After the conference, the polices will then be rubber stamped at the party’s elective conference in December where a new leader will be elected to take over from Jacob Zuma.
Although nominations have not been opened yet, former African Union Chairperson Nkosazana Dlamini-Zuma and Deputy President Cyril Ramaphosa have been invited to speak at various branch meetings over the past couple of months – in a possible early start to campaigning.
Zulu, who is also the minister of small medium enterprises, said the time has come for the party to stop speaking about unity and actually take practical steps towards achieving it.
“It’s about ensuring that once decisions have been taken by the collective, we all need to go accordingly. As of late we have been hearing different voices with different messages. And at times communication has been at pains to explain to our comrades that it is not about you, it’s about the ANC and the policies that we should take,” said Zulu.
“In the ANC there has to be one message and many voices. That is what we need to keep on working towards when we talk unity, it must be practical and real because people will not believe us if we speak in different messages,” she said.
Zulu also spoke about investors who might be uncertain about the country when issues such as radical economic transformation are promoted by the ANC.
A recent example was the release of the mining charter last month by Mineral Resources Minister Mosebezni Zwane -which will now require mining companies to be 30% black owned.

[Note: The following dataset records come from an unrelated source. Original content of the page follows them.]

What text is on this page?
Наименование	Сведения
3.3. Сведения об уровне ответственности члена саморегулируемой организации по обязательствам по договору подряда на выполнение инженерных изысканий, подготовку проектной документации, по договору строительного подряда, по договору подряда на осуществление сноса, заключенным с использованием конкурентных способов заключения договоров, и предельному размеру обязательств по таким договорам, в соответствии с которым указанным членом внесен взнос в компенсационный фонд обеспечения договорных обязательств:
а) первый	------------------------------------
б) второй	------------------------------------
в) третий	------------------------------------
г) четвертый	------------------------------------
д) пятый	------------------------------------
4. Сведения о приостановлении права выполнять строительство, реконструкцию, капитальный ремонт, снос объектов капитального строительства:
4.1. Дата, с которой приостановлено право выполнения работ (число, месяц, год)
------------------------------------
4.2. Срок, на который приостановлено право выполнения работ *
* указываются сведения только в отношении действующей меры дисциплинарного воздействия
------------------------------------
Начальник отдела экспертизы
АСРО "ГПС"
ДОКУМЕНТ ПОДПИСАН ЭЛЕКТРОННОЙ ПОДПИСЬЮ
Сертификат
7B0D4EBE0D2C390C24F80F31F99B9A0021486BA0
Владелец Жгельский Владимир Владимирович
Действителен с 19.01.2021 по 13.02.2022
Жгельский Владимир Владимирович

That decision sent shockwaves through the mining sector, but also raised concerns from rating agencies.
Zulu said instead of opposing ideas and polices, investors should work with the government to ensure the upliftment of South Africans who are being left behind economically.
“It is unsustainable when we don’t address the challenges that are faced by the majority of our people. You can have as many investors as you would like but if the people of this country do not see the value that you are trying to prove then you will have a problem on your hands,” said Zulu.
“When we say lets work together with the private sector is because we really believe in it and genuine partnership. Their investment would be secured more if there was peace and prosperity in the country,” she said.